SATIYORUM… SATIYORUM… SATTIM (II. Bölüm)

Geçtiğimiz hafta ilk bölümünü yayınladığımız Murat Başekim’in yazdığı bir “huzursuzlukevi”nde popstar olma hayaliyle hayatını çürüten genç Alaaddin’in hikayesinin ikinci bölümü bu hafta sizlerle...

Murat Başekim

Önce hiçbir şey olmadı. Sonra aniden o sıcak ve havasız kalorifer dairesinde buzlu bir rüzgar esti. Odaya geniz yakıcı bir kükürt kokusu yayıldı. Duvarlar bir anda küflü siyah yosunlarla kaplandı. Bütün köşelerde gölgeler, zifir siluetler titreşti. Radyolar bir patlama ile sessizliğe gömüldüler.

Yitik  Hayaller Taciri gelmişti…

Gözlerini sımsıkı kapamış bir halde titremekte olan Alaaddin, ensesinde kötü kokulu bir nefes hissetti. Ve Tacir konuştu:

“Hayırlı akşamlar yeğenim. Buyur sen mi seslendin bana?”

Alaaddin gözlerini kırpıştırarak açtı ve hayretler içinde bakakaldı. Göreceğini düşündüğü şey elbette ki bu değildi… Parlak kırmızı bir takım elbise içinde, biraz ter biraz da tıraş kremi kokan, göbekli, kel bir adam vardı karşısında.

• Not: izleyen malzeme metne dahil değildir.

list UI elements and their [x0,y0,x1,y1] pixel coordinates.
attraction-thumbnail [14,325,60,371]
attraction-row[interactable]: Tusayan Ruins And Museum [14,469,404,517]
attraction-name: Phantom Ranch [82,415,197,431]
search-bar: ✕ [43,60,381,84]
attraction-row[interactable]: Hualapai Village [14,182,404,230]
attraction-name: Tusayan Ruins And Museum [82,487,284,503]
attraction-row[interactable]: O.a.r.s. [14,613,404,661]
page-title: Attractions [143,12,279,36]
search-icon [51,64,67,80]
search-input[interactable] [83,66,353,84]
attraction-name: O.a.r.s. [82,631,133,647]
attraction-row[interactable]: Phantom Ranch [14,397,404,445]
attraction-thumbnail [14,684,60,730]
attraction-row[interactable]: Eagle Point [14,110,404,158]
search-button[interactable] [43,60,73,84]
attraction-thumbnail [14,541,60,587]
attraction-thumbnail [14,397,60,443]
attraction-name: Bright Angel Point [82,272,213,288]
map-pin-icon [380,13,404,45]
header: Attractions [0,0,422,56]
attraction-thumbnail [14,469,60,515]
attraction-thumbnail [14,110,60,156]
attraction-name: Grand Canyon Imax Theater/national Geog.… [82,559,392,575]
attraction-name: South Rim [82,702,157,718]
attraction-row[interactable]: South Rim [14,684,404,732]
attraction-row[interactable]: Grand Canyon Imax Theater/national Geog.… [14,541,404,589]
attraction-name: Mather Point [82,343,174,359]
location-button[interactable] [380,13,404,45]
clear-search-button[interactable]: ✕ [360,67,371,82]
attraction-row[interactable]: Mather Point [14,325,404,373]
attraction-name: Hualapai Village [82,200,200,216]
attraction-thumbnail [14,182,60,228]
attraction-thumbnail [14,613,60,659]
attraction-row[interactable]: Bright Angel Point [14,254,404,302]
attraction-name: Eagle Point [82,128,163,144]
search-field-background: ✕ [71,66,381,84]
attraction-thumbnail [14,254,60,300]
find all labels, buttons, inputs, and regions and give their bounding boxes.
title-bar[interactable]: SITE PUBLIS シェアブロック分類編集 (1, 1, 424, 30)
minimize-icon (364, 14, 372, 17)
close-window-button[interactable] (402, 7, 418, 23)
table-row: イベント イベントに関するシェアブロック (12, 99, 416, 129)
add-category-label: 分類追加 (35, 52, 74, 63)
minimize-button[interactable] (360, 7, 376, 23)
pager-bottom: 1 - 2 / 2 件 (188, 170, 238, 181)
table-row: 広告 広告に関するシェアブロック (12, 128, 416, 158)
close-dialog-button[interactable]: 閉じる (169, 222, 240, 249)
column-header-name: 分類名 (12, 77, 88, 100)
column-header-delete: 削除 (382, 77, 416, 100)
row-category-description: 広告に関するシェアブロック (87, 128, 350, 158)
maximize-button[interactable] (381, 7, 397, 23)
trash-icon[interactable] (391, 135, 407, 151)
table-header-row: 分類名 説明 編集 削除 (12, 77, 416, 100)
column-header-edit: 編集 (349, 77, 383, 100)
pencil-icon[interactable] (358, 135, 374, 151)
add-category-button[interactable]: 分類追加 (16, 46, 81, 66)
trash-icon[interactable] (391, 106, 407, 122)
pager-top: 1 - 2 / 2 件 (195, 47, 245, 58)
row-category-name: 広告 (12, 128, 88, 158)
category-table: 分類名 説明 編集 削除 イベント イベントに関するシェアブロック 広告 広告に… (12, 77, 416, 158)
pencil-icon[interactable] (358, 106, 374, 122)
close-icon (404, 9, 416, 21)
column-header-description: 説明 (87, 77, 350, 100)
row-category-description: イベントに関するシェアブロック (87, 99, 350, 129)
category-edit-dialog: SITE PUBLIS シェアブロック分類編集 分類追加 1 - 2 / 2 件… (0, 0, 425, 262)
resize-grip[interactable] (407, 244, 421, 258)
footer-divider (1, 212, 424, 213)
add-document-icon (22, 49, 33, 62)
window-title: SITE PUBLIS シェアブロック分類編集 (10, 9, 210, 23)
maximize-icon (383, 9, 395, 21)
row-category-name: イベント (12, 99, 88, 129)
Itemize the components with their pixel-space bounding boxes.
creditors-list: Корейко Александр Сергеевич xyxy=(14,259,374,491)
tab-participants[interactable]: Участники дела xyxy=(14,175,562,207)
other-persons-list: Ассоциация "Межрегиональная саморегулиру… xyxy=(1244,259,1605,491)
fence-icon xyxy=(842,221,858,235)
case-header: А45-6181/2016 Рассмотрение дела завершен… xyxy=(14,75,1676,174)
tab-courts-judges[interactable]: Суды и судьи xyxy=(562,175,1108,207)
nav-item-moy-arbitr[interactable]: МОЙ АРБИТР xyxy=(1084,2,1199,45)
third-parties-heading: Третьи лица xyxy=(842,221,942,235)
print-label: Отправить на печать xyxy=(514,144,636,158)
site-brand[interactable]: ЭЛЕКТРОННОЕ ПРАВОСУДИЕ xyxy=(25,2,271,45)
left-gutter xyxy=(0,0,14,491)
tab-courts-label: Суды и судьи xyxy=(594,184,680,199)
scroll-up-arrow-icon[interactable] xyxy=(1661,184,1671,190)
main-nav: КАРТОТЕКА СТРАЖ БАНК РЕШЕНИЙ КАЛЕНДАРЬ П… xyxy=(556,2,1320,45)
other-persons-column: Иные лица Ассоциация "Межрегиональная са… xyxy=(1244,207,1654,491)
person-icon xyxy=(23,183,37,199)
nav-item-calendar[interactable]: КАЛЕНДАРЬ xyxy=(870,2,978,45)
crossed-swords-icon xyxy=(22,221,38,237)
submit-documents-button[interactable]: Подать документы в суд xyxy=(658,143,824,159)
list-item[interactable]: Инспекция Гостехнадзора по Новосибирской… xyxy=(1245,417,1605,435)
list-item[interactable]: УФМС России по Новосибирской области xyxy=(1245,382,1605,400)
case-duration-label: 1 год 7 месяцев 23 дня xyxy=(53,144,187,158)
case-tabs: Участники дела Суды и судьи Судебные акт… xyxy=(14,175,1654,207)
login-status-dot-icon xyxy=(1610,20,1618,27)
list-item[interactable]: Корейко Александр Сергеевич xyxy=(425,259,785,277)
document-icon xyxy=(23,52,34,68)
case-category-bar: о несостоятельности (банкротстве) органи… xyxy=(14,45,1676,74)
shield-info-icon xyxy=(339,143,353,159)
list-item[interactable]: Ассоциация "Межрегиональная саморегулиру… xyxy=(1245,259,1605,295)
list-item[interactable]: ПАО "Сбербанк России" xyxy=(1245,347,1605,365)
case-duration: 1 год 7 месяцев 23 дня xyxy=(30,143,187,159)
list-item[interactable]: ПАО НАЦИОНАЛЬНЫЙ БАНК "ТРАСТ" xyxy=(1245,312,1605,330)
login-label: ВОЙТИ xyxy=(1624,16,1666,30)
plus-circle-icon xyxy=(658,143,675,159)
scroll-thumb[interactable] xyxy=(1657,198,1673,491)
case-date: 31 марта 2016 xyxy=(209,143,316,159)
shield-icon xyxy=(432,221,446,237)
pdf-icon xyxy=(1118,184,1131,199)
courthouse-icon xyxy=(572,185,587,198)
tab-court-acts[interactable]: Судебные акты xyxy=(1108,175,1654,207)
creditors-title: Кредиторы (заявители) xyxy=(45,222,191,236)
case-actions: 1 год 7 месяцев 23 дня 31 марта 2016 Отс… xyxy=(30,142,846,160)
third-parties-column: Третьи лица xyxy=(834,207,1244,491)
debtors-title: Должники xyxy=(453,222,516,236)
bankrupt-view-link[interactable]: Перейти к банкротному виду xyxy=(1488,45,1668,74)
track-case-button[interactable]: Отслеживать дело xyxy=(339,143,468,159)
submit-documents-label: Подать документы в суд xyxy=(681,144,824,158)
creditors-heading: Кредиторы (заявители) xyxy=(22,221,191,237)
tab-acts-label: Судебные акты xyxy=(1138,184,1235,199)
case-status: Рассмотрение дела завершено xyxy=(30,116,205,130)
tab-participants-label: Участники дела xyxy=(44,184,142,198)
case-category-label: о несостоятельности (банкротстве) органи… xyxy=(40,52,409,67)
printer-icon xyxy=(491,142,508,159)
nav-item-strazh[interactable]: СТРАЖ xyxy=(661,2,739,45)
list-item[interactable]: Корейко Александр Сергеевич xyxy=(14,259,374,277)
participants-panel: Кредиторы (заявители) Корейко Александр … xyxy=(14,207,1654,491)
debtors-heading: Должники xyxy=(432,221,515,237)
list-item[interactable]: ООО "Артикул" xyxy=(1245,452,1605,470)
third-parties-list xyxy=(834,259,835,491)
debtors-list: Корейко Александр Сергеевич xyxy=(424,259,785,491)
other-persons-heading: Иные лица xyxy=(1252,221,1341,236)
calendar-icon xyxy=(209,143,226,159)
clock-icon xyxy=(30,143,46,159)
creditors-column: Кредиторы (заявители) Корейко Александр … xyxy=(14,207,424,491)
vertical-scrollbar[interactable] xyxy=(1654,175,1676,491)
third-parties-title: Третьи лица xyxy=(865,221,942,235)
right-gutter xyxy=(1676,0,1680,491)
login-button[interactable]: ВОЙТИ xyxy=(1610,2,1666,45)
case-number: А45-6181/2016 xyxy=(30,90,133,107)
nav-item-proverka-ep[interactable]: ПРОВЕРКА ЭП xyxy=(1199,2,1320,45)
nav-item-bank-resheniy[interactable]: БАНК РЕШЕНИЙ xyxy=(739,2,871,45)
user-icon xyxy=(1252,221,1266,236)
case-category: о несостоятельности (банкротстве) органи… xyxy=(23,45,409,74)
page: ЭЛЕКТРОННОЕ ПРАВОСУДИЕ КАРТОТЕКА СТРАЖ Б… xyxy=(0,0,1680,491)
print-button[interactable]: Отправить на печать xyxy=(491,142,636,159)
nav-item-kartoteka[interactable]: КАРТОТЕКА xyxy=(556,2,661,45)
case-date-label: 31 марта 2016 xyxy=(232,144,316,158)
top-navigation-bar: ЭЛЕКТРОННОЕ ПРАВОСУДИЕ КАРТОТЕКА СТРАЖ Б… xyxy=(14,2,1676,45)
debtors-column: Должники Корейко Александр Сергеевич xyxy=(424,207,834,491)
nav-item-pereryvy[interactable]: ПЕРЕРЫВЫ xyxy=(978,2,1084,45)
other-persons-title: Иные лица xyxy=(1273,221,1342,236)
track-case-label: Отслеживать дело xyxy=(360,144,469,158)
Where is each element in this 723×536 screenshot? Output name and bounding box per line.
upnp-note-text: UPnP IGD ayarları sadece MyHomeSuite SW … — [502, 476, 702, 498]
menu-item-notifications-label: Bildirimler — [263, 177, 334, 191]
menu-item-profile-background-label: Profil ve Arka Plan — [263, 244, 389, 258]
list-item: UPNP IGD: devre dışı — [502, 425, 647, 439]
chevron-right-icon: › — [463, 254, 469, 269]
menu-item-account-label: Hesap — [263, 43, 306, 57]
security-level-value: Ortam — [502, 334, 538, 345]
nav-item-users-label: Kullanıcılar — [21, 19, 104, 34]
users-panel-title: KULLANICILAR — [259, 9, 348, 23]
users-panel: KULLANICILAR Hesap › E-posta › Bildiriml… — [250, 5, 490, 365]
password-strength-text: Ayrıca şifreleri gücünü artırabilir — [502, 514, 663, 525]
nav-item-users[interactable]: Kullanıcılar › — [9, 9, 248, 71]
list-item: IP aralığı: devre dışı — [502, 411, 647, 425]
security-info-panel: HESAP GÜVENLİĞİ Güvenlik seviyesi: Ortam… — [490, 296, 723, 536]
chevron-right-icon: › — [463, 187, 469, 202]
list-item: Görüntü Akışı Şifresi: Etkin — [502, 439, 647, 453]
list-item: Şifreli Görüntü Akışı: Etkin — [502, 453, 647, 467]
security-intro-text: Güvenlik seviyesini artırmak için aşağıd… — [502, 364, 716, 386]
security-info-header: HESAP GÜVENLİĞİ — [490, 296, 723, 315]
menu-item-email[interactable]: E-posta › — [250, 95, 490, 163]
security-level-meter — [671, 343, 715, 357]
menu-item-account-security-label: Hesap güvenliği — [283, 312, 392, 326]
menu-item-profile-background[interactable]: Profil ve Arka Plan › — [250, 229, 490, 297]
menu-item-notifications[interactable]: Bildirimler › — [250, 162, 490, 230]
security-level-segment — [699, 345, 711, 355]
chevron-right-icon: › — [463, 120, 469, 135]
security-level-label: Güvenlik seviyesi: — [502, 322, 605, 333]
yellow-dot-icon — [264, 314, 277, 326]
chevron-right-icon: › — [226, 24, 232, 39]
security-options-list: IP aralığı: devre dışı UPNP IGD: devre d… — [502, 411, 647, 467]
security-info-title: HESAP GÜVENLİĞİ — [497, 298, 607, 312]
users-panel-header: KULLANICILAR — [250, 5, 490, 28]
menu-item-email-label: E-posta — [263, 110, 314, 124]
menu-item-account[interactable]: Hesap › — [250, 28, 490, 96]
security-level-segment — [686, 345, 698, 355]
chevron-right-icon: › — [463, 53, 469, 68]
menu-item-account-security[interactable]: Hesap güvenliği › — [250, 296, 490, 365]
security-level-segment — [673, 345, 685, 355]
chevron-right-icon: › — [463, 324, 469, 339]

Makam ve gösterişe düşkün sert bir genel müdür, otoriter bir patron havasına sahipti şüphesiz. Ama Alaaddin'in beklediği kişi kesinlikle bu değildi. Aladdin güldü:

“Ben seni daha farklı hayal etmiştim be hocam!” dedi, düşkırıklığını açıkça belli eden bir ifade ile. Kaçırılmış Fırsatlar Genel Müdürü bıyığını sıvazladı. Tepesi atmıştı. Eh… madem ki isteği buydu, o zaman bu aptal çocuk hayal kırıklığına uğratılmamalıydı. Gerçek şeklini, iki buçuk saniyeliğine karşısındakine gösterdi. Alaaddin şimdi yerdeydi. Bir yandan öğürerek kusuyor, bir yandan da gördüğü görüntü karşısında anında erimiş olan sağ gözünü tutarak acı içinde kıvranıyordu. Tacir siyah salyalar saçarak böğürdü :

“ECCE SIGNUM!

QUOD ERAT DEMONSTRANDUM.

PORCUS… VADE RETRO!

MAJOR  E  LINGINQUO REVERENTIA!!! 

Dikkat et Alaaddin... Ben, senin dileklerini  gerçekleştirmesi için sihirli lambandan çağırdığın küçük bir cin değilim!”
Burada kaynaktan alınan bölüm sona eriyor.